- Developer: I-Play
- Publisher: I-Play
- Platform: iOS
- Release: May 22, 2010

= Pillowfight Girls =

2010 video game

Pillowfight Girls is an iOS game developed by American studio I-Play which was released on May 22, 2010.

==Reception==
The game received very negative reviews, garnering a Metacritic score of 33% based on four critic reviews.

Pocket Gamer UK wrote "Neither a fun trashy experience or a enjoyable casual game, Pillowfight Girls is a failure on many levels", and Appspy said "Can you believe this is "Episode 1" in a potential series of games? With any luck if future games in the Pillowfight Girls series are released they'll take more care to make things genuinely sexy instead of tweenager's fever fantasy". IGN wrote "Even the threadbare appeal of hot chicks in little clothes is botched, as these plastic maidens look as dead-eyed as blow-up dolls", and Modojo said "Missing personality is bad enough, but terrible gameplay is even worse".

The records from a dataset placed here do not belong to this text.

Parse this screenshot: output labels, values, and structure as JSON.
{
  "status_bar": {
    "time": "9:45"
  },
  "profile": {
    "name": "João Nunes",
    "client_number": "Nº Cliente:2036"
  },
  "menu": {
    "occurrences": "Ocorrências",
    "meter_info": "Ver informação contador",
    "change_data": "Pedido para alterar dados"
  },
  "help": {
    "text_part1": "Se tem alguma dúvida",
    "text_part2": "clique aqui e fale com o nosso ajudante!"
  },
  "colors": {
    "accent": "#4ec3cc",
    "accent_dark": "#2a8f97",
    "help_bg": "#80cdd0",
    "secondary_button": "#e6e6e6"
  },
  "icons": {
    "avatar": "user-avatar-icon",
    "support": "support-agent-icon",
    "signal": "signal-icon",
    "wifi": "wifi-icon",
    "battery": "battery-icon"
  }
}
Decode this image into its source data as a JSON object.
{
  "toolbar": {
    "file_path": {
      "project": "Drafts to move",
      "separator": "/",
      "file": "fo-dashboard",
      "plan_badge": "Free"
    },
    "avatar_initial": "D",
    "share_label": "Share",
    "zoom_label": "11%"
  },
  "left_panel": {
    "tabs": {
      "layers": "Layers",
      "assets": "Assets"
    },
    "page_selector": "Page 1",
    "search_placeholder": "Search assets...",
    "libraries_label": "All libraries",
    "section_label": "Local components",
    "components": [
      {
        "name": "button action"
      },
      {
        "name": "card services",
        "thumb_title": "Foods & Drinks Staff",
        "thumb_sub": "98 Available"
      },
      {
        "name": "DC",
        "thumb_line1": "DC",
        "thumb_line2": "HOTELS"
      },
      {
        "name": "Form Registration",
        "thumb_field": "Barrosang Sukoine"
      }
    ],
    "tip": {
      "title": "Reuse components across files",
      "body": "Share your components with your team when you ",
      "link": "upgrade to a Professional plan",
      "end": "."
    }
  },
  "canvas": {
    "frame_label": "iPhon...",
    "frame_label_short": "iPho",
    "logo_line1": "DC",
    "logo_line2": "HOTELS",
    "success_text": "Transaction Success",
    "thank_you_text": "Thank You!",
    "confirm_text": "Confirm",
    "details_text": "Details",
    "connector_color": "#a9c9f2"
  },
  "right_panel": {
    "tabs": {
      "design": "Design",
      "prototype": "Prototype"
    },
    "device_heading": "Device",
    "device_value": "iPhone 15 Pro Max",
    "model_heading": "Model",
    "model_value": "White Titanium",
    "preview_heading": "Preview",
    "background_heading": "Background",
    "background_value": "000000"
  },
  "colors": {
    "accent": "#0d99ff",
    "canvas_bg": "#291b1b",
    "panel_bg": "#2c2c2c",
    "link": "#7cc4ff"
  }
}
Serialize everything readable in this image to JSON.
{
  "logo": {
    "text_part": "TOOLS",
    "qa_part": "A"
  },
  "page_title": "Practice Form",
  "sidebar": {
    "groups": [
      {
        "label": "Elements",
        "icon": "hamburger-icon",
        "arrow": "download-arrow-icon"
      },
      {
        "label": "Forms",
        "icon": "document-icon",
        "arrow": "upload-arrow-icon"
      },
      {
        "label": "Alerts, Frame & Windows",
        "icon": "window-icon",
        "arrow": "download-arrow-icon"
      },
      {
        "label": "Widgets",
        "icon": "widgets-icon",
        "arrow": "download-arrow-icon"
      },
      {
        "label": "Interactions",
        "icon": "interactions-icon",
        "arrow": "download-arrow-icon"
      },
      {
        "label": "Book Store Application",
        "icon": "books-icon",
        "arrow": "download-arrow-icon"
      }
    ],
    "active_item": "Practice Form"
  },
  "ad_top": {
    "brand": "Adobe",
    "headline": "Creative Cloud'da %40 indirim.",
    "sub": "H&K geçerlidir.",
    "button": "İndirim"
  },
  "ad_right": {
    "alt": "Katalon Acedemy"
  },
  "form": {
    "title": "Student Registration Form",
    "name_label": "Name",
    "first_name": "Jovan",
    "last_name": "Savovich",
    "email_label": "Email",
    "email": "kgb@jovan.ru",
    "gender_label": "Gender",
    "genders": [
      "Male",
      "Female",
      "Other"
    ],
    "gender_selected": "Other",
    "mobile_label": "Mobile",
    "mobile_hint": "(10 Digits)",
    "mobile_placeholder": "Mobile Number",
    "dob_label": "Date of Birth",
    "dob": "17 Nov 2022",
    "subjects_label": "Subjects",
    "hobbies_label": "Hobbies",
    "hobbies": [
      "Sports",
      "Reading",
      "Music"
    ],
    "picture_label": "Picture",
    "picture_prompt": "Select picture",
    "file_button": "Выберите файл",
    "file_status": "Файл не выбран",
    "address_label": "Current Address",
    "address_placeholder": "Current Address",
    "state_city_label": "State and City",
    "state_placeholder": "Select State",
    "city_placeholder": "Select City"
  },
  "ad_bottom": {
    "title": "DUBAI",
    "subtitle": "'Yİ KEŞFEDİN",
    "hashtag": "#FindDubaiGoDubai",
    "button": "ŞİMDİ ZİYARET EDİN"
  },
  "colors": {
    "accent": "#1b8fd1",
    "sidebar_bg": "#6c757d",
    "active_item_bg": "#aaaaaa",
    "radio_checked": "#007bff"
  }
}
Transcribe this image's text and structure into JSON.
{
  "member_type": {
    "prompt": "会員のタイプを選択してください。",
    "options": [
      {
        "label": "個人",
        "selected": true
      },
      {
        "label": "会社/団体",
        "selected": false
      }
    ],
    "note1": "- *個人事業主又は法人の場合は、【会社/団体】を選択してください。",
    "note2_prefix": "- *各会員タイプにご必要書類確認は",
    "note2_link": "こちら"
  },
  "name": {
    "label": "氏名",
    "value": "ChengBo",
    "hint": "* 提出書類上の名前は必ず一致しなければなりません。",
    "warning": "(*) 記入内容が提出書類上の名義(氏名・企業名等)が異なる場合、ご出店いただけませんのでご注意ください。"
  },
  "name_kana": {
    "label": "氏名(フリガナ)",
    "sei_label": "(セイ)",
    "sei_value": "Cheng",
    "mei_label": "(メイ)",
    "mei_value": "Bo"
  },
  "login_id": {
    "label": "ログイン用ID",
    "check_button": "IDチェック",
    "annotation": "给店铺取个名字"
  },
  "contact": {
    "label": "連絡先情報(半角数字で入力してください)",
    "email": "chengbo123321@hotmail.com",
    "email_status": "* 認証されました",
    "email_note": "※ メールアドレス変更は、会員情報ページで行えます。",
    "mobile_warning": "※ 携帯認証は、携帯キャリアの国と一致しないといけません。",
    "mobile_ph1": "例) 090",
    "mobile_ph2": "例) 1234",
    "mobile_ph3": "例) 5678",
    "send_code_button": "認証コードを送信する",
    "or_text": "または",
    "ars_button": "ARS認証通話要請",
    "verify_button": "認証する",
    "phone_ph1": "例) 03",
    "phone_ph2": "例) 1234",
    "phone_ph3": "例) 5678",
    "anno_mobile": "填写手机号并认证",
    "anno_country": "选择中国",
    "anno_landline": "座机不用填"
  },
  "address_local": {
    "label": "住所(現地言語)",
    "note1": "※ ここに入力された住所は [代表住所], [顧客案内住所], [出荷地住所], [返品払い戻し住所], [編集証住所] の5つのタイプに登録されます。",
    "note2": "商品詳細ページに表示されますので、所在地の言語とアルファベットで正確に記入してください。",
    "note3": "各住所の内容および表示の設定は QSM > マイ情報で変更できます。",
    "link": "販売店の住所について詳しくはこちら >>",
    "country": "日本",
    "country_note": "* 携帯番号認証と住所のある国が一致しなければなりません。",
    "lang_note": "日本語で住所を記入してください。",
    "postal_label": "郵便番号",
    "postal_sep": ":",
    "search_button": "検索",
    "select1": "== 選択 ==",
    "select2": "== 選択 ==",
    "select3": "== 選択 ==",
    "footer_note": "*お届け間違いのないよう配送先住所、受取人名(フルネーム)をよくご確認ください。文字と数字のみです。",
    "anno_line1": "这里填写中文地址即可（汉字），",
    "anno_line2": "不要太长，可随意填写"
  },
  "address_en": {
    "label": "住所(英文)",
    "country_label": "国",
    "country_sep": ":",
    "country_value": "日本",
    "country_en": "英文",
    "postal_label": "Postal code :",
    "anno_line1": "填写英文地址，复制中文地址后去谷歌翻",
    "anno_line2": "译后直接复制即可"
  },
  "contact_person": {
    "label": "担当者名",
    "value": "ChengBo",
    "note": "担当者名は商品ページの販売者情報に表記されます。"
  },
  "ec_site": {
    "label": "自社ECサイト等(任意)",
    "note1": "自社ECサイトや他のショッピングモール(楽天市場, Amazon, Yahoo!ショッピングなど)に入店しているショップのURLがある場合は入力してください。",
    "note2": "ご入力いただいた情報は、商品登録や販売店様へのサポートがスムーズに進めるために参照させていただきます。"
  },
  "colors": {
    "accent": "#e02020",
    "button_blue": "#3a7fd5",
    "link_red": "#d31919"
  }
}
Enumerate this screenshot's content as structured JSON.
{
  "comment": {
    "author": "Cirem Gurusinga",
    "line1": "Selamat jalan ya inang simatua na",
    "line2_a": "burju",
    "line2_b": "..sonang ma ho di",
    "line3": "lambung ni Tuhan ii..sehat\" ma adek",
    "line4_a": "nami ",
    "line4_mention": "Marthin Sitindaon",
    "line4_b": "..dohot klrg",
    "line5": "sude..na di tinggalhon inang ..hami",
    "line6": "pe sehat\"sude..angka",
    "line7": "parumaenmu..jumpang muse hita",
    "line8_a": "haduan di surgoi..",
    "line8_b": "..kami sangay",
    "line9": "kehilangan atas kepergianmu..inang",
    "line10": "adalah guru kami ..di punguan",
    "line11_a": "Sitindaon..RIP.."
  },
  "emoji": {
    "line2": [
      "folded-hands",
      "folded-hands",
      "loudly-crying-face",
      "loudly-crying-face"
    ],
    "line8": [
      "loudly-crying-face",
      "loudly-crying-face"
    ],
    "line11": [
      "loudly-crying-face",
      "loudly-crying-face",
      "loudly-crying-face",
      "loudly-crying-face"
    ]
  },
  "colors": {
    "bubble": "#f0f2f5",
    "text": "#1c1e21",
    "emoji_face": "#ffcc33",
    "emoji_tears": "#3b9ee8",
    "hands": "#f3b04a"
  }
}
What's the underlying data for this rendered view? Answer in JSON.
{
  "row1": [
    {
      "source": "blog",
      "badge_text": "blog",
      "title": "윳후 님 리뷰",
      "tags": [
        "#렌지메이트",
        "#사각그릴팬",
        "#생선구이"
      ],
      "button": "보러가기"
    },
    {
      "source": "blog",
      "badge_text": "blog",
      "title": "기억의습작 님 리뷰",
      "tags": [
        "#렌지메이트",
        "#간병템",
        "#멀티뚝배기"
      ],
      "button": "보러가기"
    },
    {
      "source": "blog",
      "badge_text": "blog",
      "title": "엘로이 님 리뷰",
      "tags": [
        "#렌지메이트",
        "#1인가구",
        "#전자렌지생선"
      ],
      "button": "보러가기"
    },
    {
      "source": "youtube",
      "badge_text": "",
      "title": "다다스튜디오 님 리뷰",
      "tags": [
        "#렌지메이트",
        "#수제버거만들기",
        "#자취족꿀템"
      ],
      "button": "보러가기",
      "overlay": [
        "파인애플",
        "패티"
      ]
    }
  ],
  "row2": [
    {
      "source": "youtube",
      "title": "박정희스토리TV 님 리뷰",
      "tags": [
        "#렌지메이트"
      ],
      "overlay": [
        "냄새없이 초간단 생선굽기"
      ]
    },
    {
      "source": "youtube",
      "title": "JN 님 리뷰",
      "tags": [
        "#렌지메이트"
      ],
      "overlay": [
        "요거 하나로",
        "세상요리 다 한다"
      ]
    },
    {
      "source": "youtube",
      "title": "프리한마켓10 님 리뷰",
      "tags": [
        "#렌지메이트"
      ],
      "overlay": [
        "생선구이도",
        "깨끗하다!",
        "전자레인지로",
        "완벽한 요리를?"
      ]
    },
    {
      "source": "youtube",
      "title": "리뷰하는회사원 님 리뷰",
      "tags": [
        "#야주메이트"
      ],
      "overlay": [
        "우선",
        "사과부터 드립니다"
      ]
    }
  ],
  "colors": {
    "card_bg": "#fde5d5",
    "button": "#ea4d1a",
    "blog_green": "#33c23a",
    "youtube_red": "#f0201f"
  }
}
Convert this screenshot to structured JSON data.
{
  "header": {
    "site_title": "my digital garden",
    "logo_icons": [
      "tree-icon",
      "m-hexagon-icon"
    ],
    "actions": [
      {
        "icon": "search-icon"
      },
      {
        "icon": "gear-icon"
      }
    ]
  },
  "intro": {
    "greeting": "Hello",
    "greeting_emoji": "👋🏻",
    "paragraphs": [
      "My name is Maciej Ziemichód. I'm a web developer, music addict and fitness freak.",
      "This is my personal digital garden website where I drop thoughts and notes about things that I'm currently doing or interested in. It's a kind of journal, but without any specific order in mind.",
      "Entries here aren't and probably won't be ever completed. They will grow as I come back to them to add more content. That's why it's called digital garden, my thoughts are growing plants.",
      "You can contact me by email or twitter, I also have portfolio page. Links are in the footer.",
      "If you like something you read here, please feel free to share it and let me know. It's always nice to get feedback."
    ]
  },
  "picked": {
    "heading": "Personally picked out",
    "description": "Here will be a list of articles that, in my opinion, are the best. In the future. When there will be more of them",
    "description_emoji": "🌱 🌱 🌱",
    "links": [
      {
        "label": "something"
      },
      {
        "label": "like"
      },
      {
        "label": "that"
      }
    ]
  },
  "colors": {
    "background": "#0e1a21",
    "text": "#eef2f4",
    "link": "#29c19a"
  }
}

The Gamers's Temple wrote "This is a very bad game. So bad that it passed that point of being an amusingly bad game and just went right to being nothing more than a bad game. I hate it", and Croyden Guardian said "It doesn't take itself seriously and provides some amusement for about five minutes or so, but that's about it". TechnologyTell wrote "I know I sound like I'm being ironic here, but I really wish the developers, with this wonderfully absurd premise as a vehicle, had put the pedal to the floor and gunned it off the ramp (creatively speaking), either in terms of working out some insane backstory for the game, or in giving the fighters some differences beyond how they displayed their pulchritude".

WatchOkayRead wrote "The game is, for the lack of a better term, what you'd expect from it being a $1 fighting game: it's simple, easy to pick up, the AI isn't terribly challenging, and best of all there's at least more than 2 characters to select from while playing, there's six of them to be exact", while ThisIsLocalLondon said "I-play has released some excellent games into the App Store for iPhone and iPod Touch, including Pool Star and Red Bull X-Fighters. Unfortunately, Pillowfight Girls isn't among them and is a poor effort". Destructoid wrote sarcastically "Massive jugs and rampant chauvinism. That's what the iPhone was made for, folks!".